Yes, and organic food is important, and more than a “nice-to-have” marketing feature.
First of all, it’s more nutritious: meta-analyses and reviews in the scientific literature show organic produce generally has 20-40% more phytonutrients, than conventional fruits and vegetables (though vitamins and minerals levels are similar).
Second, it’s safer: the more organic food is grown and eaten, the fewer toxins we directly ingest, like glyphosate and Roundup (banned in many other countries, but not the US). Recent studies show up to 25% lower incidence of cancers for frequent organic produce eaters, and rapid reductions in pesticide levels in our bodies after less than a week of eating only organic food.

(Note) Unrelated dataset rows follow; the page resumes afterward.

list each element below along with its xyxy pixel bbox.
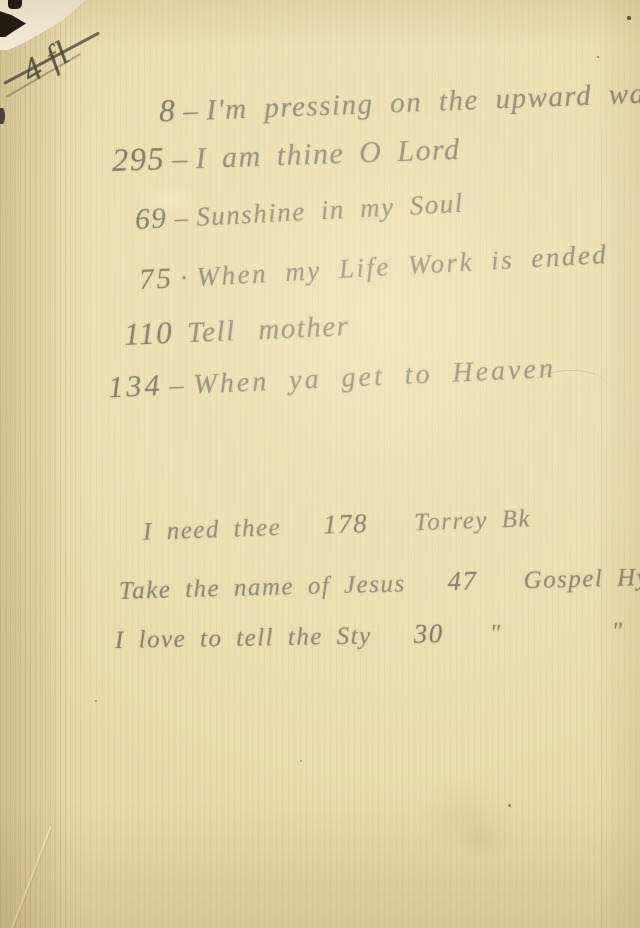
song-title: I need thee [143, 514, 282, 546]
song-number: 30 [413, 618, 444, 649]
paper-crease [601, 132, 602, 928]
song-book: " " [489, 618, 623, 647]
song-number: 178 [323, 508, 369, 540]
paper-crease [11, 826, 52, 928]
paper-speck [95, 700, 97, 702]
paper-stain [455, 820, 510, 860]
ink-mark-left-edge [0, 108, 5, 124]
paper-speck [300, 760, 302, 762]
scanned-flyleaf-page: 4 fl 8–I'm pressing on the upward way 29… [0, 0, 640, 928]
paper-speck [627, 16, 631, 20]
paper-speck [597, 56, 599, 58]
ink-blot-icon [8, 0, 22, 9]
hymn-title: When ya get to Heaven [193, 353, 557, 400]
paper-speck [508, 804, 511, 807]
hymn-separator: – [169, 370, 187, 402]
hymn-separator: – [173, 202, 190, 233]
song-book: Torrey Bk [414, 505, 532, 536]
songbook-line: I love to tell the Sty30" " [59, 587, 624, 684]
paper-stain [420, 780, 510, 850]
song-title: I love to tell the Sty [115, 622, 372, 653]
corner-note-text: 4 fl [16, 34, 77, 91]
hymn-number: 134 [107, 368, 163, 404]
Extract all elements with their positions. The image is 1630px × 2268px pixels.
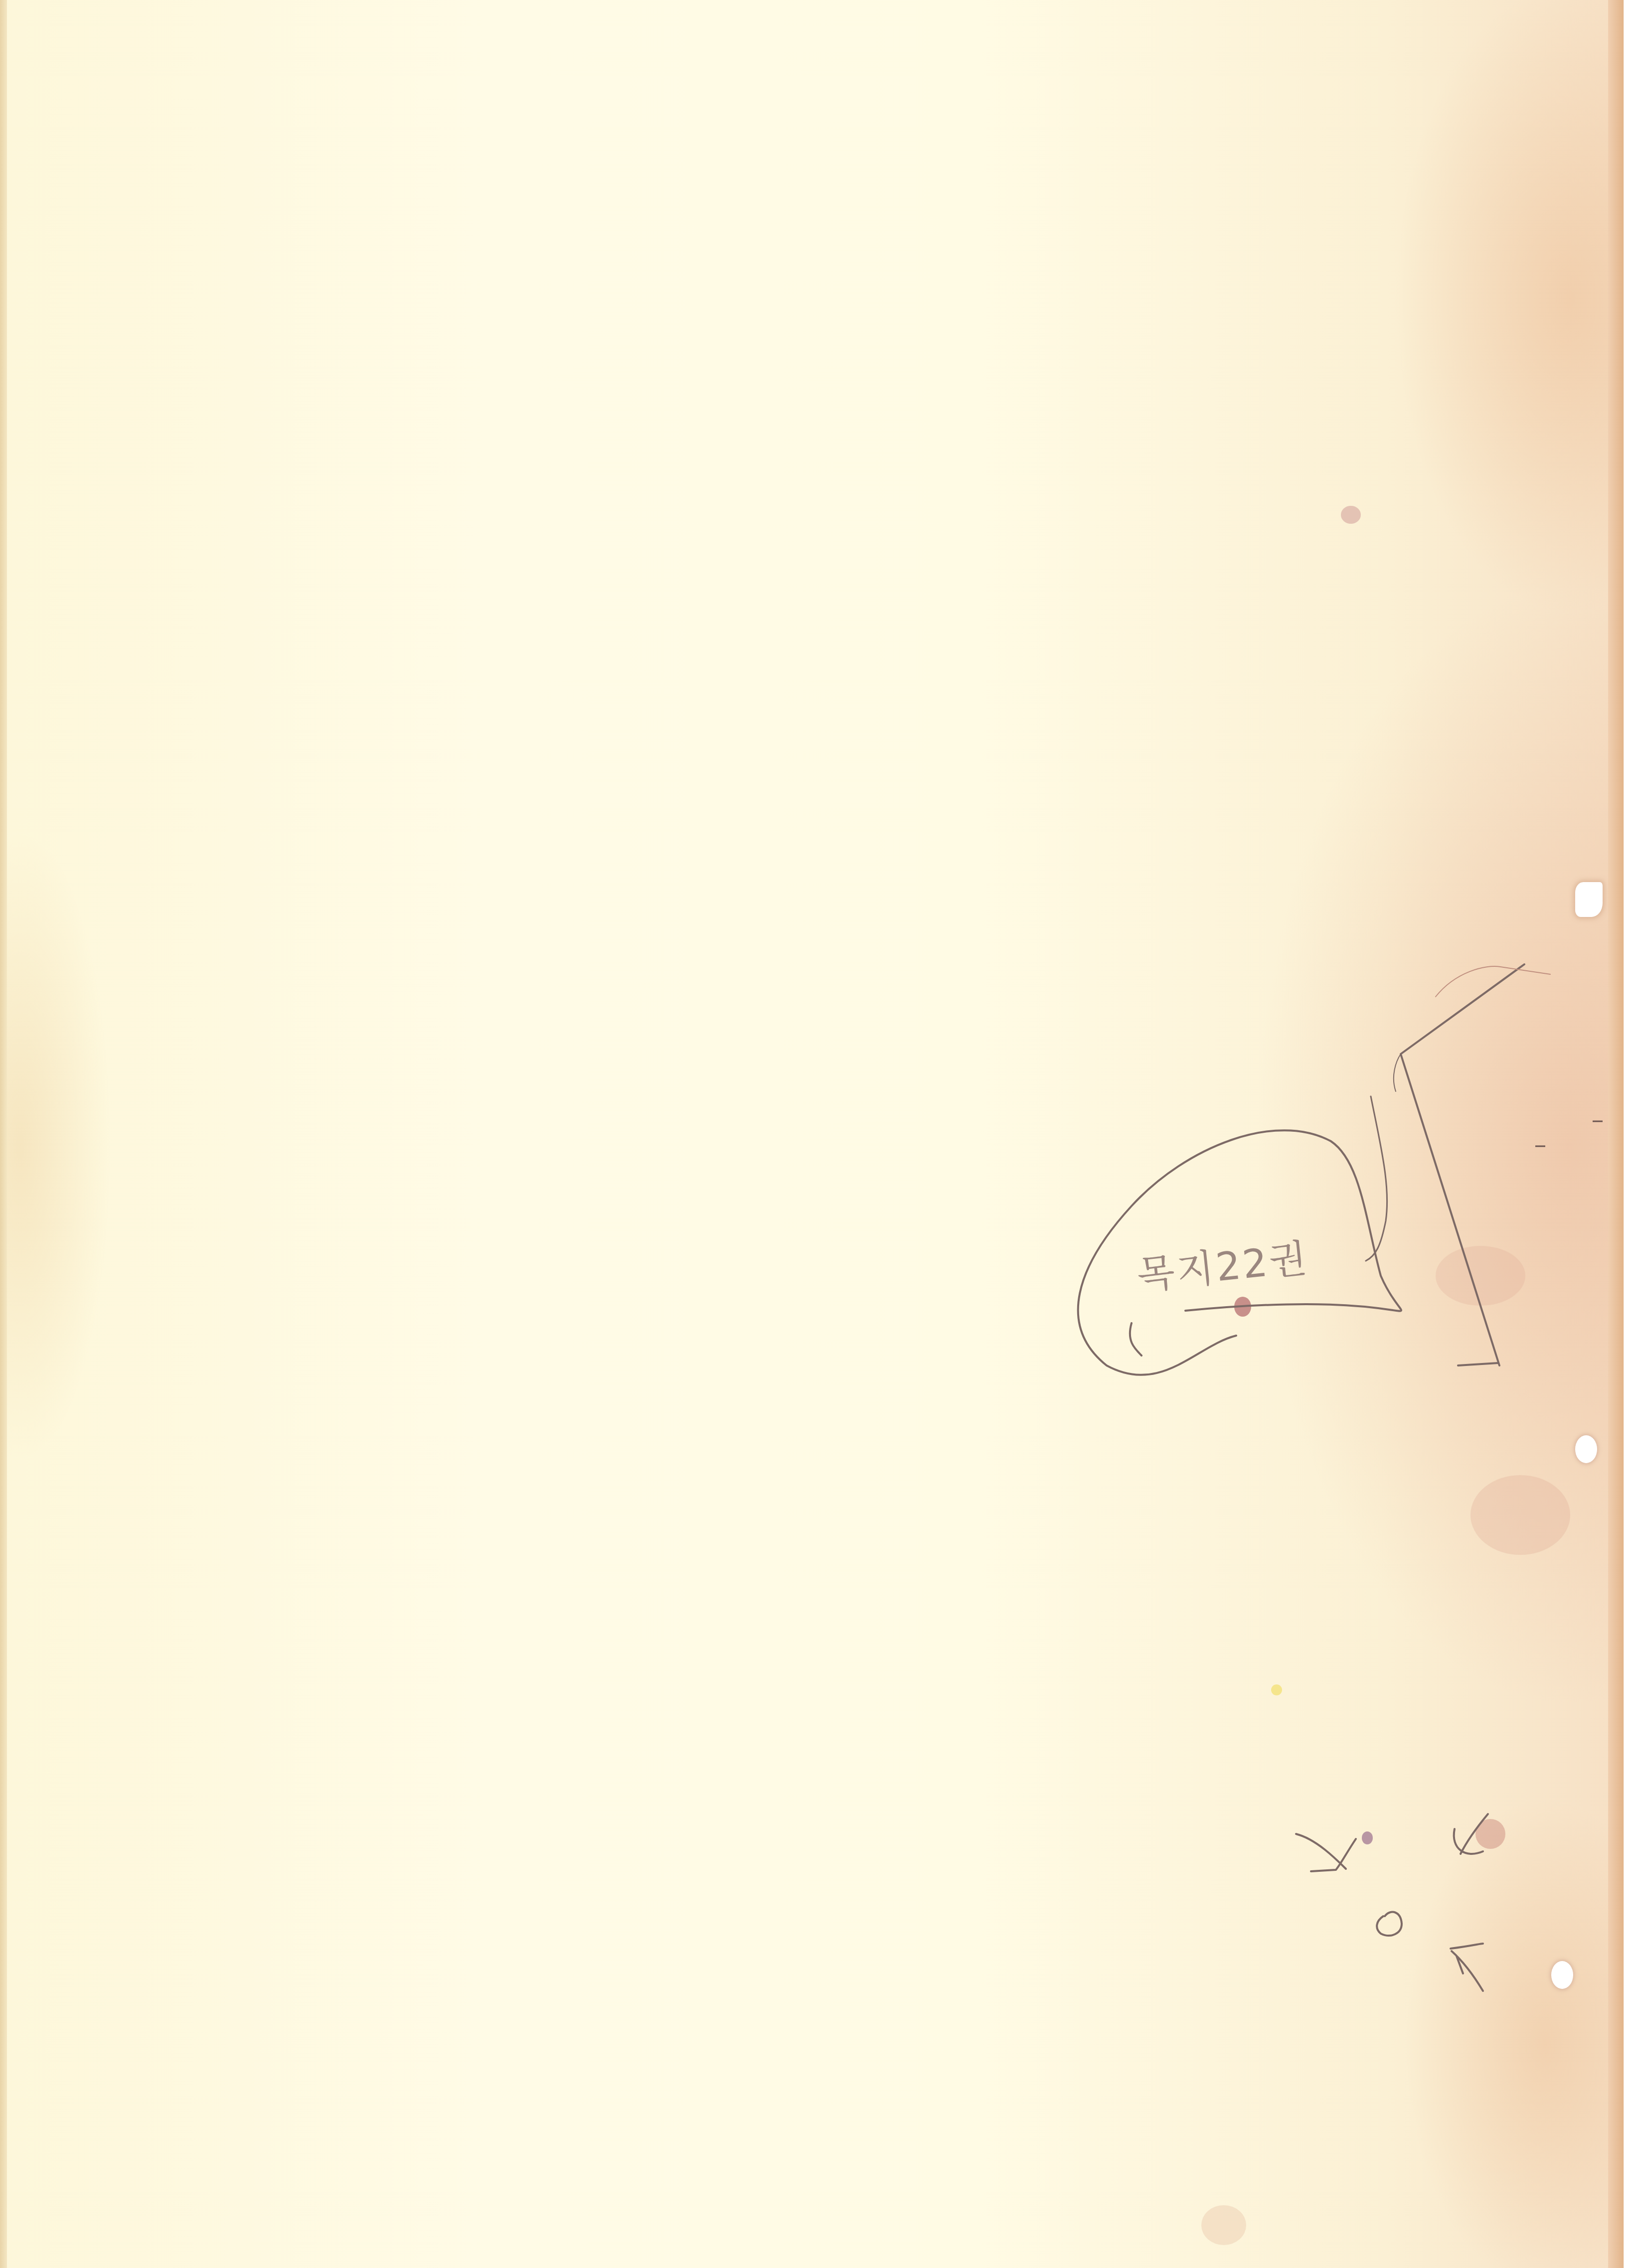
- pencil-annotations: [0, 0, 1630, 2268]
- scanned-page: 목지22권: [0, 0, 1630, 2268]
- check-arrow-mark: [1296, 1834, 1356, 1871]
- arrow-mark: [1451, 1944, 1483, 1991]
- circle-mark: [1377, 1912, 1402, 1936]
- bracket-mark: [1401, 964, 1524, 1365]
- hook-mark: [1454, 1814, 1488, 1854]
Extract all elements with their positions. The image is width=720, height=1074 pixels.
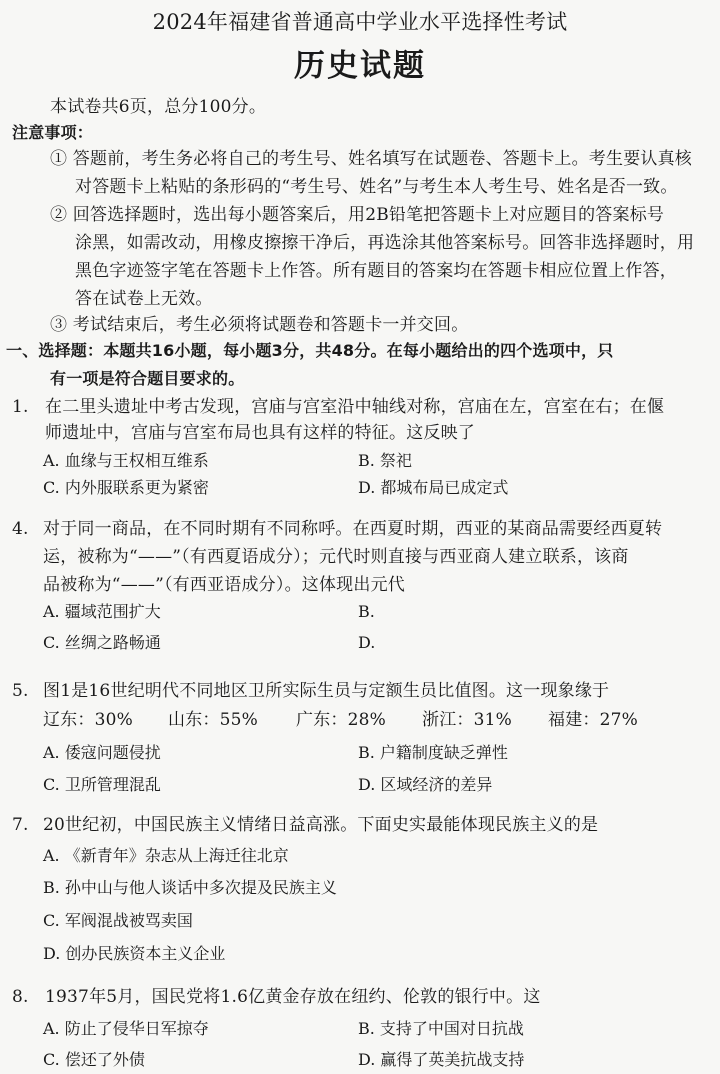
- option-d: D. 都城布局已成定式: [358, 477, 508, 499]
- notice-line: 答在试卷上无效。: [75, 288, 213, 310]
- notice-line: 黑色字迹签字笔在答题卡上作答。所有题目的答案均在答题卡相应位置上作答，: [75, 260, 677, 282]
- option-d: D. 创办民族资本主义企业: [43, 943, 225, 965]
- option-d: D. 赢得了英美抗战支持: [358, 1049, 524, 1071]
- notice-line: 涂黑，如需改动，用橡皮擦擦干净后，再选涂其他答案标号。回答非选择题时，用: [75, 232, 694, 254]
- question-stem: 在二里头遗址中考古发现，宫庙与宫室沿中轴线对称，宫庙在左，宫室在右；在偃: [45, 396, 664, 418]
- option-d: D.: [358, 632, 375, 654]
- option-a: A. 倭寇问题侵扰: [43, 742, 161, 764]
- ratio-shandong: 山东：55%: [168, 709, 258, 731]
- question-number: 1.: [12, 396, 29, 418]
- option-c: C. 丝绸之路畅通: [43, 632, 161, 654]
- section-line: 有一项是符合题目要求的。: [50, 368, 244, 390]
- question-number: 8.: [12, 986, 29, 1008]
- ratio-fujian: 福建：27%: [548, 709, 638, 731]
- question-stem: 1937年5月，国民党将1.6亿黄金存放在纽约、伦敦的银行中。这: [45, 986, 541, 1008]
- option-d: D. 区域经济的差异: [358, 774, 492, 796]
- option-a: A. 防止了侵华日军掠夺: [43, 1018, 209, 1040]
- page-info: 本试卷共6页，总分100分。: [50, 96, 266, 118]
- option-b: B. 祭祀: [358, 450, 412, 472]
- question-stem: 品被称为“——”（有西亚语成分）。这体现出元代: [43, 574, 405, 596]
- ratio-zhejiang: 浙江：31%: [422, 709, 512, 731]
- notice-line: ② 回答选择题时，选出每小题答案后，用2B铅笔把答题卡上对应题目的答案标号: [50, 204, 664, 226]
- section-line: 一、选择题：本题共16小题，每小题3分，共48分。在每小题给出的四个选项中，只: [6, 340, 613, 362]
- question-number: 4.: [12, 518, 29, 540]
- option-b: B. 孙中山与他人谈话中多次提及民族主义: [43, 877, 337, 899]
- option-a: A. 《新青年》杂志从上海迁往北京: [43, 845, 289, 867]
- question-number: 7.: [12, 814, 29, 836]
- notice-line: 对答题卡上粘贴的条形码的“考生号、姓名”与考生本人考生号、姓名是否一致。: [75, 176, 678, 198]
- notice-line: ③ 考试结束后，考生必须将试题卷和答题卡一并交回。: [50, 314, 468, 336]
- question-stem: 对于同一商品，在不同时期有不同称呼。在西夏时期，西亚的某商品需要经西夏转: [43, 518, 662, 540]
- option-c: C. 卫所管理混乱: [43, 774, 161, 796]
- ratio-liaodong: 辽东：30%: [43, 709, 133, 731]
- option-c: C. 内外服联系更为紧密: [43, 477, 209, 499]
- option-a: A. 血缘与王权相互维系: [43, 450, 209, 472]
- notice-line: ① 答题前，考生务必将自己的考生号、姓名填写在试题卷、答题卡上。考生要认真核: [50, 148, 692, 170]
- subject-title: 历史试题: [0, 46, 720, 86]
- exam-title: 2024年福建省普通高中学业水平选择性考试: [0, 8, 720, 36]
- option-b: B. 支持了中国对日抗战: [358, 1018, 524, 1040]
- question-stem: 师遗址中，宫庙与宫室布局也具有这样的特征。这反映了: [45, 422, 475, 444]
- notice-heading: 注意事项：: [12, 122, 93, 144]
- question-stem: 20世纪初，中国民族主义情绪日益高涨。下面史实最能体现民族主义的是: [43, 814, 598, 836]
- ratio-guangdong: 广东：28%: [296, 709, 386, 731]
- option-b: B. 户籍制度缺乏弹性: [358, 742, 508, 764]
- question-number: 5.: [12, 680, 29, 702]
- option-b: B.: [358, 601, 375, 623]
- question-stem: 运，被称为“——”（有西夏语成分）；元代时则直接与西亚商人建立联系，该商: [43, 546, 629, 568]
- option-a: A. 疆域范围扩大: [43, 601, 161, 623]
- option-c: C. 军阀混战被骂卖国: [43, 910, 193, 932]
- question-stem: 图1是16世纪明代不同地区卫所实际生员与定额生员比值图。这一现象缘于: [43, 680, 609, 702]
- option-c: C. 偿还了外债: [43, 1049, 145, 1071]
- exam-page: 2024年福建省普通高中学业水平选择性考试 历史试题 本试卷共6页，总分100分…: [0, 0, 720, 1074]
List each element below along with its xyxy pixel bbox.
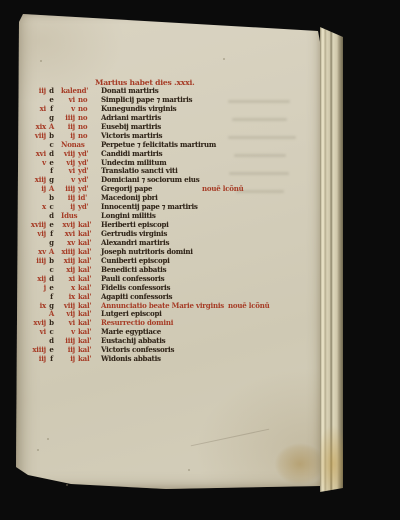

Third, it’s more just: food is never only about us consumers, but always involves many other participants:
- Farm workers: those heavily exposed to pesticides have measurable genetic and immunological damage and shorter life expectancy.
- Farmers: smaller-scale organic farmers have been bravely fending off massive corporate interests like Monsanto for years.
- Wildlife: the alarming worldwide drop in insect and bird populations is likely tied to decades of pesticide usage.
- Ecosystems: while organic marketers typically highlight greater safety and nutrition of organic food, the important longer-term ecological benefit is healthier soil — the most important of all-natural resources. Here’s a highly-cited scientific paper comparing the two systems, see the Conclusions section for a summary:
Environmental, Energetic, and Economic Comparisons of Organic and Conventional Farming Systems
We know that the organic standards of the US and EU are not perfect, and could use many improvements. But they are nevertheless important steps towards truly sustainable food systems, and thus worth supporting. We need to put our money where our mouths are!
Currently, LeafSide products contain a majority of organic ingredients, as certain ingredients are still difficult to find in organic form. We’re in the process of moving to 100% certified organic for all recipe ingredients. We are especially careful to source and use organic ingredients for any items on the Environmental Working Group’s annual Dirty Dozen list, and do not use any conventional supplies of those ingredients in our recipes when possible.*
*Exceptions arise due to supply-chain challenges preventing us from finding an acceptable organic supply; for such cases, we may use conventional products that are tested and washed thoroughly prior to freeze-drying. Current exceptions include green beans, peaches, yellow and red bell peppers, and jalapenos.